Remaking a Neighborhood; Just Like the Mall Back Home

When I discovered who is behind the giant new sweet shop and restaurant that will occupy five full storefronts on Amsterdam Avenue between 78th and 79th Streets, I began to see a significant cultural marker.

The stores we lost provided services that residents in this neighborhood used every day. There was a locksmith; a shoe repair shop; an optician; and the much-loved Shining Star Restaurant, whose closing provoked long-time customers to post loving notes on the dark shop windows for weeks after it had served its last meal. Each of those businesses, it’s interesting to note, was owned by a first-generation immigrant. They were from Israel, Ecuador and Nepal.

Those business as are gone, as are the hard-working immigrants who made their home and their livelihoods in New York. The new shop is the brainchild of Lamia Jacobs, a wealthy former oil trader who lives in Greenwich, Connecticut in a home valued at over $10 million. The baked goods served by the establishment will be made at a factory in Moonachie, N.J. and trucked to the site by a specially chartered trucking company.

Jacobs was quoted as explaining why she chose to open this chain of restaurants: “Since I moved to America from Paris, I’ve been searching for a place where I could take my kids and my friends for a nice, relaxing meal any time of the day. That’s when I realized I had to be the one to make it happen!”

To someone who has raised two children around the corner from a restaurant she displaced, her comments seem shockingly out of touch. But it makes sense if you think of this restaurant being aimed at visitors from the suburbs who want a place just like they can find at the mall back home.


8 Comments on “Remaking a Neighborhood; Just Like the Mall Back Home”

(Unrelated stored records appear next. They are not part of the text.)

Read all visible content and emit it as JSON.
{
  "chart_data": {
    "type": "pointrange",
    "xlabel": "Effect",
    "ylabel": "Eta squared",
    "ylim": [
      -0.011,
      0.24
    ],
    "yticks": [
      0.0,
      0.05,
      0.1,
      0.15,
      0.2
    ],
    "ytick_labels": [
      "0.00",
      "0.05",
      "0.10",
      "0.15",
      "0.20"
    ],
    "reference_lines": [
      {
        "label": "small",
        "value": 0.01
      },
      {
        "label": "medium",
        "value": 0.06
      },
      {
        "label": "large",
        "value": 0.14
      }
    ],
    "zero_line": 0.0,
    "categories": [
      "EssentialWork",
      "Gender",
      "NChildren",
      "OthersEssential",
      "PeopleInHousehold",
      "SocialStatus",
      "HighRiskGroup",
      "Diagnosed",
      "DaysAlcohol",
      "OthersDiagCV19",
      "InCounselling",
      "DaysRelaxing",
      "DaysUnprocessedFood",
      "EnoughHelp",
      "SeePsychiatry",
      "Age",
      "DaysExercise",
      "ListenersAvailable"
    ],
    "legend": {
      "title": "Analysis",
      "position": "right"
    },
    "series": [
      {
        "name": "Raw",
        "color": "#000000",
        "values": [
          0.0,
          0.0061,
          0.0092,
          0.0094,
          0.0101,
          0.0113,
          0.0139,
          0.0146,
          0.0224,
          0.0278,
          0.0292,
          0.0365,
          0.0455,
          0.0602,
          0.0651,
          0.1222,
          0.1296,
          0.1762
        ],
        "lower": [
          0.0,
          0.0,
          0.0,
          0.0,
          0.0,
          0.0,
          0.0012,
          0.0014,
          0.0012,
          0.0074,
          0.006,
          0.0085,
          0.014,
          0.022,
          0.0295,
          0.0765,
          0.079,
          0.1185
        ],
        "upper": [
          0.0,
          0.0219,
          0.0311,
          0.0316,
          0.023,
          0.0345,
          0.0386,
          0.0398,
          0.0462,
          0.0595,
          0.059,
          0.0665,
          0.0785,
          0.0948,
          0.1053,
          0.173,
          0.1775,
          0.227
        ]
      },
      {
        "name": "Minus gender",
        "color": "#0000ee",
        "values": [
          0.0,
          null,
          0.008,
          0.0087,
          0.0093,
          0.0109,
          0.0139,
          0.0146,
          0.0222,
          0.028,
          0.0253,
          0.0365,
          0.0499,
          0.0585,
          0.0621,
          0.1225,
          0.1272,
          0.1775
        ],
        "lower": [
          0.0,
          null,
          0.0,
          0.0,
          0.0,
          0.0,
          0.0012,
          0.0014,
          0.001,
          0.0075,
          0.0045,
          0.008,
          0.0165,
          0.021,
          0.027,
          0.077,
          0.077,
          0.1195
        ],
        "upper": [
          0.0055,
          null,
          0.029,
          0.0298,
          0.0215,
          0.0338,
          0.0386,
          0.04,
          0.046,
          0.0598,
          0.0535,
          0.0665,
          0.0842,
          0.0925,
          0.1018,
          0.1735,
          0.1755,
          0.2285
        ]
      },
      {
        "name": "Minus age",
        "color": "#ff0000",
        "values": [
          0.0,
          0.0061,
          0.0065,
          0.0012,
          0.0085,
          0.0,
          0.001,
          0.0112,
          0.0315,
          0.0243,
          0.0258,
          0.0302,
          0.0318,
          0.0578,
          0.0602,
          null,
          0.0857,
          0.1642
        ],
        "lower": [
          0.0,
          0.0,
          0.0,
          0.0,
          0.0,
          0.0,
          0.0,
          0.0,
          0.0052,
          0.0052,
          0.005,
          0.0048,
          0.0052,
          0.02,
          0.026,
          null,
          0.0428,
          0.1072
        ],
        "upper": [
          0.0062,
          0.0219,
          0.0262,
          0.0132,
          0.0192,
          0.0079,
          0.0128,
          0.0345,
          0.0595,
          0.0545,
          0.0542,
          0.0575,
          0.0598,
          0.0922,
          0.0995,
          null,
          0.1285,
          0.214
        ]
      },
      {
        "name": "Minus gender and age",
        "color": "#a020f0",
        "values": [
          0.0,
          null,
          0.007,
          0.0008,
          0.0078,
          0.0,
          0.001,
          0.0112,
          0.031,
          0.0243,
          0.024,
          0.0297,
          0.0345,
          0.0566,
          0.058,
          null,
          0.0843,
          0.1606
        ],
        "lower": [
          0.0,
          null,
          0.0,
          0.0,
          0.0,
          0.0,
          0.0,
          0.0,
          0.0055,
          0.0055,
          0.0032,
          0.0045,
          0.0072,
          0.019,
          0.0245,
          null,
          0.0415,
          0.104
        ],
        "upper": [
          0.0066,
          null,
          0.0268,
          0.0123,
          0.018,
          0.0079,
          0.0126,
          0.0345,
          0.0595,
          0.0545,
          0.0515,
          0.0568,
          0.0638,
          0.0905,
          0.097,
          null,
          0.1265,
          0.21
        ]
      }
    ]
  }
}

  1. West Side Scott says:

    Jacobs is the wife of Bradley S. Jacobs, one of the richest men in America who made his money in oil trading and rolling up the waste management and equipment rental businesses. A roll up is Wall Street jargon for putting together a company big enough to force small and local competitors to either sell out or go out of business. The Wikipedia page about this gentleman and the associated articles are quite illuminating. http://en.wikipedia.org/wiki/Bradley_S._Jacobs
    Suffice it to say, with his background in waste disposal you should be careful in criticizing Mrs. Jacobs’ pet project, because in addition to 9 and perhaps 10 figures of net worth, I am quite sure Mr. Jacobs has some interesting affiliates from his prior career.

    • Susan Bodnar says:

      Really? What is so threatening about conversations about how a space that size is going to function in the neighborhood? Speaking of waste how will they manage theirs? Trucks? Traffic? How many deliveries per day and at what time of day? WIll the people who live above them be affected by the lights and noise? Will it put smaller businesses on the block out of business? I can’t imagine anyone feeling threatened by these simple questions.

  2. Duke of Earl says:

    mr David Schatsky.need to do something more imporant with is time,Mrs Lamia Jacobs.is helping the economy by opening Sugar& plumm so some people can have jobs.what are you Mr Schatsky is doing to help people ,rich are poor we all have rights so does Mrs Lamia Jacobs.

    • David Schatsky says:

      It’s not yet known whether the jobs she creates will outnumber those that were destroyed when the businesses that used to accept that space were forced out. Thanks for your comment.

  3. lisanne001 says:

    Send her back to Paris, Texas, please.

  4. NYC Resident says:

    While negative comments about the proprietors and establishment abound on this blog, I wonder if any individuals have actually frequented the initial Sugar and Plumm restaurant?

    Having been to Sugar and Plumm numerous times since it’s opening, I have been eagarly awaiting the opening of the NYC branch. With the numerous options that the city offers, I can only imagine how the proprietors will enhance the beauty and spelendour of an already flawless establishment!

    And yes, I am a New York City resident, and appreciate the variety that the city offers in terms of small business and populations, but if empty storefronts remain empty, by no means is that a neighborhood of any value.

    Lastly, on a personal note, judgement of the Jacobs name is insensitive and rude if you do not know the family. Take notice and ask if you would be offended by statements made if the family and/or friends in question were those of yours…

    Happy Holidays!

    • David Schatsky says:

      Thanks for your comments. I certainly haven’t been to the first Sugar and Plumm restaurant, so I appreciate that perspective. And I would oppose any negative characterization of the owner in the absence of any wrongdoing on her part. (Though we can reasonably disagree about her aesthetics and we could mock her judgment that, without her new restaurant there would be no “place where I could take my kids and my friends for a nice, relaxing meal any time of the day.”)

      Regarding the “empty storefronts,” though, it’s worth repeating that the landlord -emptied- the storefronts of viable businesses that served the neighborhood with the intent of combining them and leasing the space to a single, giant tenant. That tenant turned out to be Sugar and Plumm.

  5. PV says:

    My only problem with this is that if this kind of place is what the majority of “New Yorkers” want now, then maybe those of us that don’t are simply not the majority anymore and if that’s the case… is this the city we wanna live in anymore?